Neste mundo das câmaras de vigilância e da internet e das redes e toda essa parafernália de coisas que nos fazem perceber que o grande irmão é uma realidade incontornável e que nada, mas nada mesmo, do que possamos fazer passará incólume, ser uma besta já não compensa.
A besta da história, já perceberam, porque todos leram ou viram (outra chatice da internet, já toda a gente leu ou viu tudo), é o moço que corre. O tipo. A coisa. Todos corremos. Todos nos aborrecemos porque alguém nos atrapalhou o ritmo, ou pace, ou lá como se diz dessas modernizes da corrida, desculpem, do running. E não digam que não. Daí a mandar o alegado infrator às urtigas vai um passo. Ténue. Tão ténue. Pois, com o moço em causa foi demasiado ténue.
Era maio. Ele vinha na vida dele, num ritmo, digamos, muito menos do que razoável (embrulha!), e teve que desviar dez cm de um transeunte que caminhava, mantendo a linha reta tanto quanto possível, no largo passeio misto (com pista) de uma ponte do sul de Londres. E a seguir teve que desviar dez cm, dez, de uma senhora. Mandou-a às urtigas, um belíssimo corredor bus com um imenso autocarro londrino a aproximar-se. Por nada, porque lhe deu, que a mulher seguia praticamente atrás do primeiro transeunte.
Ela cai, o motorista desvia, tudo fica bem quando acaba bem e ela é socorrida pelos passageiros do veículo que travou à bruta. Passam uns 15 minutos. O tempo de ele voltar num percurso ainda por cima idiota, vai e volta e está feito. Ela vê-o e tenta falar com ele e ele, gigante, ignora-a e segue o pace, ou ritmo, ou lá que porcaria se diz. E tudo estaria bem se... o mundo não fosse das câmaras de vigilância e das redes e dos jornais e tal. A polícia faz um apelo a testemunhas, os jornais divulgam, passaram três meses mas não a memória e toma, um suspeito foi detido para interrogações. Não é moço. Tem 50 anos, idade para ter juízo e estatuto: é banqueiro. Nega, mas só foi em liberdade sob fiança.

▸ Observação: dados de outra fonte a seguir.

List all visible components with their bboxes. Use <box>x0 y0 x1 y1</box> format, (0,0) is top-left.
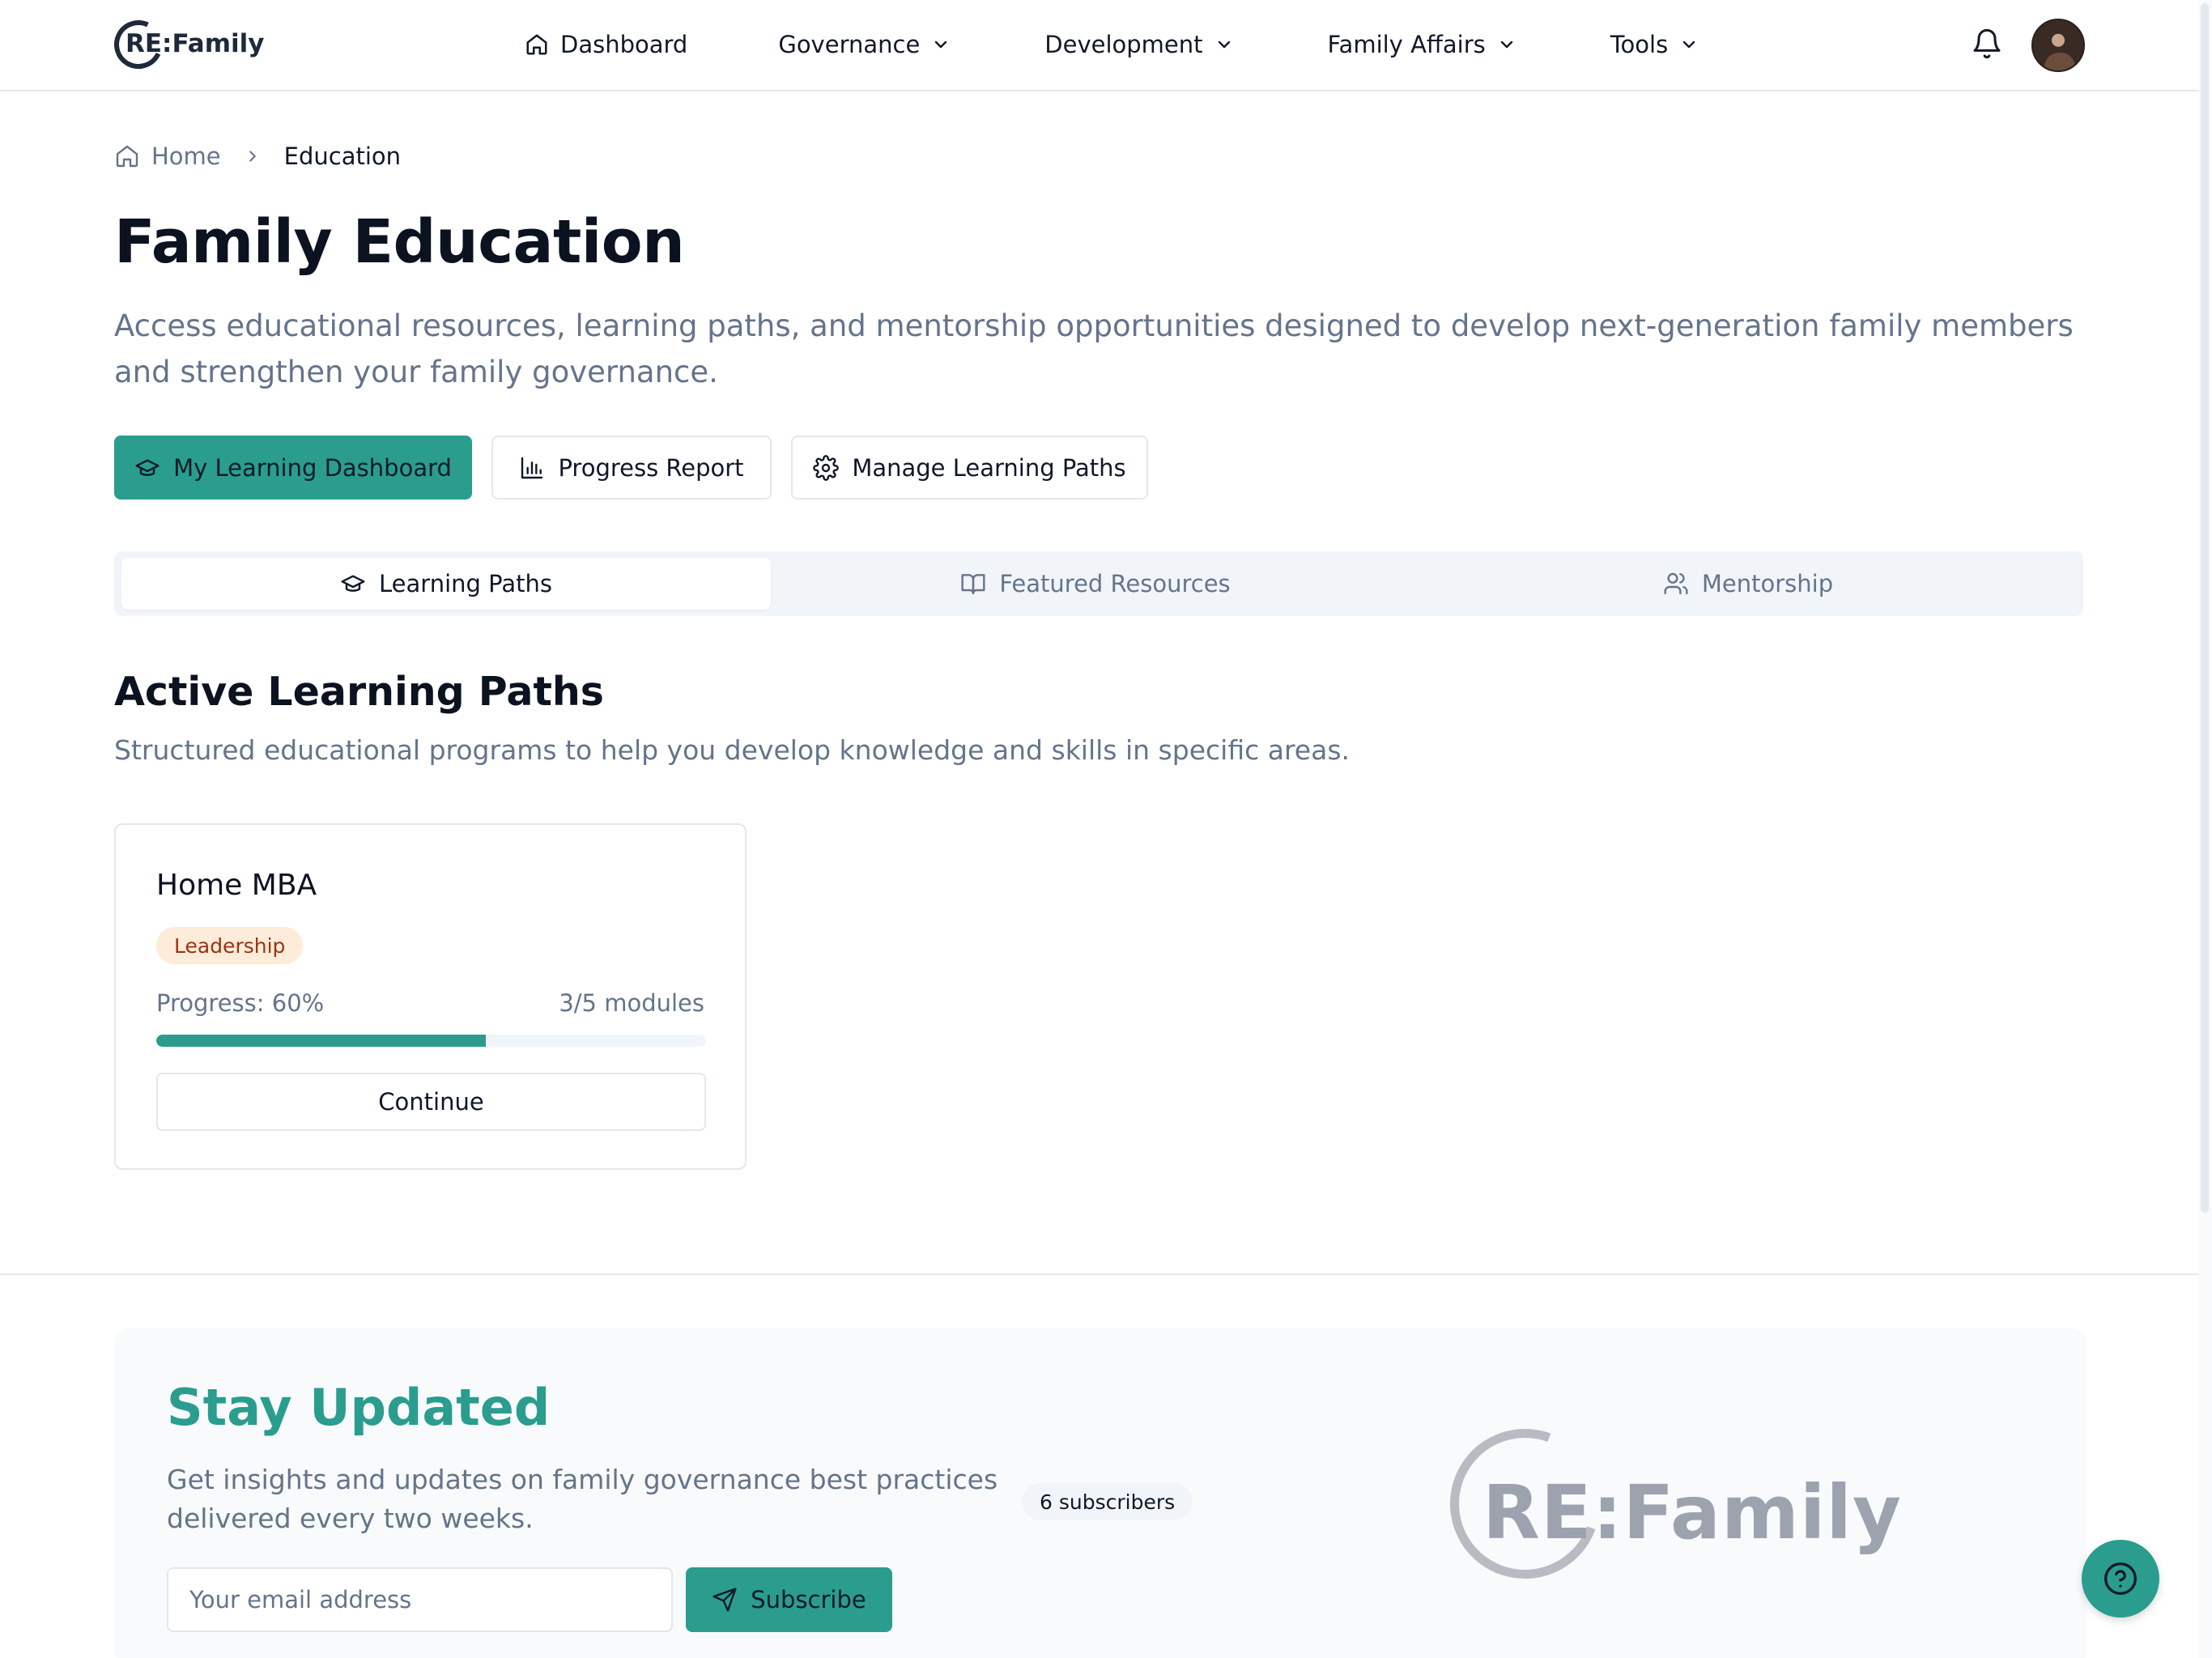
page-title: Family Education <box>114 207 685 277</box>
button-label: My Learning Dashboard <box>173 453 452 482</box>
tab-mentorship[interactable]: Mentorship <box>1420 558 2076 610</box>
nav-item-label: Development <box>1044 31 1203 58</box>
button-label: Subscribe <box>751 1586 866 1613</box>
progress-bar-fill <box>156 1035 487 1047</box>
nav-item-label: Governance <box>778 31 921 58</box>
progress-report-button[interactable]: Progress Report <box>491 436 772 500</box>
section-description: Structured educational programs to help … <box>114 734 1351 766</box>
tab-label: Mentorship <box>1701 570 1834 597</box>
category-badge: Leadership <box>156 927 304 964</box>
home-icon <box>116 145 138 168</box>
nav-item-dashboard[interactable]: Dashboard <box>525 31 687 58</box>
footer-logo-text: RE:Family <box>1482 1469 1902 1556</box>
graduation-cap-icon <box>135 458 160 476</box>
logo-text: RE:Family <box>125 29 265 58</box>
chevron-down-icon <box>935 40 947 49</box>
bar-chart-icon <box>521 457 543 478</box>
button-label: Progress Report <box>558 453 744 482</box>
footer-divider <box>0 1273 2199 1275</box>
footer-logo: RE:Family <box>1425 1404 1904 1604</box>
send-icon <box>713 1588 737 1612</box>
help-circle-icon <box>2104 1562 2137 1595</box>
learning-path-title: Home MBA <box>156 869 317 902</box>
nav-item-tools[interactable]: Tools <box>1610 31 1699 58</box>
progress-label: Progress: 60% <box>156 989 325 1017</box>
page: RE:Family Dashboard Governance Developme… <box>0 0 2212 1658</box>
help-button[interactable] <box>2082 1540 2159 1618</box>
tab-label: Featured Resources <box>999 570 1231 597</box>
book-open-icon <box>961 574 985 595</box>
notifications-button[interactable] <box>1971 28 2003 63</box>
top-navigation: RE:Family Dashboard Governance Developme… <box>0 0 2199 91</box>
tab-label: Learning Paths <box>379 570 552 597</box>
tab-list: Learning Paths Featured Resources Mentor… <box>114 551 2083 616</box>
nav-item-family-affairs[interactable]: Family Affairs <box>1328 31 1516 58</box>
newsletter-section: Stay Updated Get insights and updates on… <box>114 1328 2087 1658</box>
chevron-down-icon <box>1500 40 1512 49</box>
nav-item-label: Dashboard <box>560 31 688 58</box>
tab-featured-resources[interactable]: Featured Resources <box>771 558 1420 610</box>
section-title: Active Learning Paths <box>114 669 604 715</box>
nav-item-label: Family Affairs <box>1327 31 1486 58</box>
scrollbar-thumb[interactable] <box>2201 3 2209 1213</box>
breadcrumb-home-link[interactable]: Home <box>151 142 221 170</box>
continue-button[interactable]: Continue <box>156 1073 706 1131</box>
subscriber-count-badge: 6 subscribers <box>1022 1483 1193 1520</box>
button-label: Manage Learning Paths <box>852 453 1126 482</box>
breadcrumb-current: Education <box>283 142 402 170</box>
breadcrumb: Home Education <box>114 142 401 170</box>
subscribe-button[interactable]: Subscribe <box>686 1567 892 1632</box>
main-nav: Dashboard Governance Development Family … <box>525 24 1699 65</box>
modules-count: 3/5 modules <box>559 989 704 1017</box>
page-description: Access educational resources, learning p… <box>114 308 2074 389</box>
nav-item-label: Tools <box>1610 31 1669 58</box>
newsletter-title: Stay Updated <box>167 1378 551 1437</box>
users-icon <box>1664 572 1688 595</box>
manage-learning-paths-button[interactable]: Manage Learning Paths <box>791 436 1148 500</box>
chevron-down-icon <box>1683 40 1695 49</box>
learning-path-card: Home MBA Leadership Progress: 60% 3/5 mo… <box>114 823 747 1170</box>
email-input[interactable] <box>167 1567 673 1632</box>
nav-item-governance[interactable]: Governance <box>778 31 951 58</box>
tab-learning-paths[interactable]: Learning Paths <box>121 558 771 610</box>
chevron-right-icon <box>244 147 262 165</box>
gear-icon <box>813 454 840 481</box>
nav-item-development[interactable]: Development <box>1044 31 1233 58</box>
progress-bar <box>156 1035 706 1047</box>
user-avatar[interactable] <box>2031 19 2085 72</box>
chevron-down-icon <box>1218 40 1230 49</box>
bell-icon <box>1973 28 2001 59</box>
graduation-cap-icon <box>341 575 365 592</box>
newsletter-description: Get insights and updates on family gover… <box>167 1464 998 1534</box>
home-icon <box>526 34 547 55</box>
my-learning-dashboard-button[interactable]: My Learning Dashboard <box>114 436 472 500</box>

Moral da história: a verve nunca nos falha quando toca a dizer mal da nossa vida. Se somos transeunte temos os corredores que nos atropelam, se somos corredores temos os gajos que passeiam de braço dado, aos quatro de cada vez, a ocupar todo o passeio, ou os ciclistas que nos manda borda fora, se somos ciclistas temos os corredores na ciclovia e os anormais dos condutores a abrir portas, virar à direita à nossa frente, travar, apertar, abalroar, se somos automobilistas temos os ciclistas a par, lentos, que seca, o mundo contra nós, sempre.
É? Se aquele dizer foleirote da educação primária nos parece uma remanescência do egoísmo desta sociedade individualista que subvertemos a jeito - a TUA liberdade acaba ande começa a MINHA - que tal pô-lo às direitas? Somos todos livres se soubermos que os outros também são. O espaço público é de todos. Ponto. E o extraordinário de tudo isto é que cabemos lá todos. Incrível.